19 Şubat 2012 Pazar

SINIRIN GÜNEYİNDE GÜNEŞİN BATISINDA

“Sessiz bir köşedeki bir restoran masasındaki “rezerve” işareti gibi, o özel yeri Şimamoto’ya ayırmıştım. Onu bir daha asla göremeyeceğime emin olmama rağmen.”

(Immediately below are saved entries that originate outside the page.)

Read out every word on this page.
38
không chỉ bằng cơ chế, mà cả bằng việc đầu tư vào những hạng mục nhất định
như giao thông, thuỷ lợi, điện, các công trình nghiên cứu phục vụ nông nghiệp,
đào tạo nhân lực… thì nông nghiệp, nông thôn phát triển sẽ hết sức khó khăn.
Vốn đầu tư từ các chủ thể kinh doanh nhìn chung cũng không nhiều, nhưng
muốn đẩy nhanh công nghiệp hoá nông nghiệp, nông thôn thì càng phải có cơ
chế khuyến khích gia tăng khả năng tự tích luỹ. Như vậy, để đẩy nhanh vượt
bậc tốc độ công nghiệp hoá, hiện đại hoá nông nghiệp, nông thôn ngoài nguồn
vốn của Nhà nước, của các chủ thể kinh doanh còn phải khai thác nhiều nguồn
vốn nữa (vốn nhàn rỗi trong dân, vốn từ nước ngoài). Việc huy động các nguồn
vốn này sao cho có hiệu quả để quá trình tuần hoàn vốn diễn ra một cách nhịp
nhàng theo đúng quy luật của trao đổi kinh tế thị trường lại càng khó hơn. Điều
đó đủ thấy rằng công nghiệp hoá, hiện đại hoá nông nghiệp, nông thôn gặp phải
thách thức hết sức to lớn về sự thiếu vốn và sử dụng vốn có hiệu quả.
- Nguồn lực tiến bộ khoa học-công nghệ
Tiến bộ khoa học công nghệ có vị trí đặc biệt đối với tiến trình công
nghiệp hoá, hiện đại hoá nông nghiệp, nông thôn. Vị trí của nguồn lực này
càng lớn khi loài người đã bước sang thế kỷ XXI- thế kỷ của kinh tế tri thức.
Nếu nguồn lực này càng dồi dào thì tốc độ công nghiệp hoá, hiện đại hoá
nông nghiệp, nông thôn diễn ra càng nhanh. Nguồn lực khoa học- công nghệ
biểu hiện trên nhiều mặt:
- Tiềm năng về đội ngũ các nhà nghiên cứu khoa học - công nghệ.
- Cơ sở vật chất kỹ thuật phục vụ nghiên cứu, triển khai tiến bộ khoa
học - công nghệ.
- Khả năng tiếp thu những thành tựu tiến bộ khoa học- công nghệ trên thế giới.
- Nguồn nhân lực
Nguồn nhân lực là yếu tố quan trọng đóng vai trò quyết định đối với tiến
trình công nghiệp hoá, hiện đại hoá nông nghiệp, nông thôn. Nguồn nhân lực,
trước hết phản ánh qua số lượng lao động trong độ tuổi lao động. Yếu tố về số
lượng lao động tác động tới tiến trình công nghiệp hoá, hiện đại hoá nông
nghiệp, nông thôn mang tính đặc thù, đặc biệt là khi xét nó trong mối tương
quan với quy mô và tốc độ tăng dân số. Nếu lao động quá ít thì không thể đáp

“O, Şimamoto’dan sonra, söylediğim her şeyi hayran hayran dinleyen ilk kızdı. Bana gelince, onun hakkındaki her şeyi öğrenmek istiyordum. Her gün ne yiyordu, nasıl bir odada yaşıyordu. Pencereden baktığında ne görüyordu. Adı İzumi’ydi. İlk konuştuğumuzda ona ismini sevmelisin demiştim. Japonca “dağ pınarı” demek.”
“Komünist, dişçi ve tenis düşkünü –ne sıra dışı bir kombinasyon!”
“Kendi kendime, O Şimamoto değil, dedim. Bana Şimamoto’nun verdiklerini veremez. Ama işte karşımda, tamamen bana ait, benim için elinden geleni yapıyor. Onu nasıl incitebilirim? O zaman ar bilmiyordum. Birini tekrar düzelemeyecek kadar kötü kırabileceğimi. İnsan, sadece var olarak diğer bir insanda dönüşü olmayan yaralar açabiliyordu.”
“Ne derseniz deyin bu iş bana göre değildi. Sanki ölümüm uzaktan beni izliyor gibi hissediyordum.”
“Elini bıraktığımda bir yerlere savrulacakmışım gibi hissettim.”
“”Hacime” diye başladı, “asıl acı olan şey, geri dönemeyeceğimiz gerçeği. Bir kez ilerlemeye başladın mı, ne yaparsan yap gittiğin yoldan geri dönemiyorsun. En ufak bir sapma her şeyi sonsuza dek değiştiriyor.””
“Ağlayabilseydim, her şey daha kolay olabilirdi. İyi de, neye ağlayacaktım? Kimin için ağlayacaktım? Başkalarına ağlamak için çok bencildim, kendime ağlamak içinse çok yaşlı. Nihayet sonbahar da geldi. Ve ben bir karar aldım. Yaşamam gereken şeyler vardı: artık bu şekilde yaşayamazdım.”
“Bazen sana baktığımda, çok uzak bir yıldıza bakıyormuşum gibi hissediyorum” dedim. “Göz kamaştırıcı fakat on milyonlarca yıl öncesinden gelen bir ışık. Hatta belki de yıldız artık yok. Yine de bazen o ışık bana her şeyden daha gerçek görünüyor.”